SERIE B: ARETUSA CHIUDE COL DERBY CONTRO AVOLA

La Pallamano Aretusa si appresta ad affrontare l’ultimo atto del campionato di serie B maschile di pallamano affrontando l’ Avola di mister Giuffrida, giovedi sera alle ore 20 al Palazzetto dello sport di Siracusa.

L’ anticipo è stato richiesto dalla società siracusana per permettere ai propri atleti , quasi tutti under, di preparare al meglio le finali regionali Under 17 che si svolgeranno domenica prossima a Mascalucia.

La partita di giovedi, per quello che riguarda la classifica, è una pura formalità essendo ormai matematico il secondo posto della formazione del presidente Villari che con una squadra di giovanissimi ha messo in fila tutte le pretendenti alla piazza di onore e non avendo l’Avola più nulla da chiedere al campionato.

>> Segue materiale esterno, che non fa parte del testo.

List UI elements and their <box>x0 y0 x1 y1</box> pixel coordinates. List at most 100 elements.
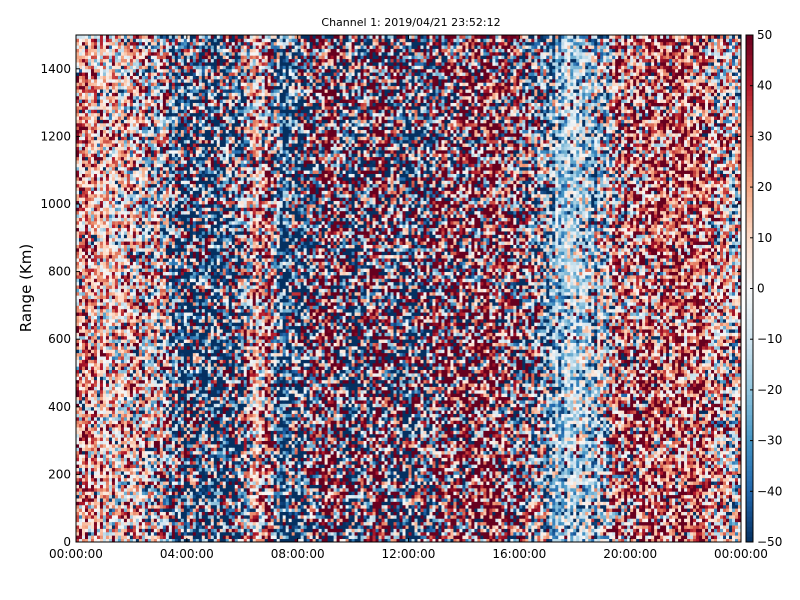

Sarà l’occasione per ribadire i buoni rapporti tra le due società che già collaborano, soprattutto in ambito giovanile, e che darà modo ad entrambi i mister di dare minuti e far fare esperienza agli innumerevoli giovani del vivaio che compongono il rooster delle due formazioni.

Tornando alle finale regionale Under 17, la qualificazione dell’ Aretusa, nelle parole delll’allenatore Rudilosso, era l’obiettivo minimo e massimo di inizio anno.

Con una formazione largamente composta da under 15, seppur forte dei vari Sortino, Accolla, Rizza, Terranova, Di Paola e Calvo, l’aver centrato la qualificazione è motivo di orgoglio ma, obiettivamente, da questo punto in avanti tutto ciò che verrà sarà al di sopra delle aspettative della società e potrà essere considerato una vera e propria inaspettata sorpresa.

Ciò non di meno c’è grande attesa in casa rossoverde per la semifinale di esordio contro il fortissimo Halikada, principale pretendente al titolo, partita a cui i giovani aretusei si stanno preparando al meglio, consci che servirà una prestazione maiuscola per riuscire ad affrontare alla pari l’ostacolo licatese.

Ma come ha già più volte dimostrato la formazione “maggiore”, questa Aretusa ha carattere e cuore da vendere e non vorrà sicuramente fare la parte dell’agnello sacrificale.

L’altra semifinale vedrà la formazione locale del Mascalucia, altra seria pretendente al titolo, vedersela contro il Cus Palermo nelle cui fila militano molti giocatori detentori del titolo regionale vinto lo scorso anno con la casacca del Kelona Palermo da cui sono confluiti al Cus.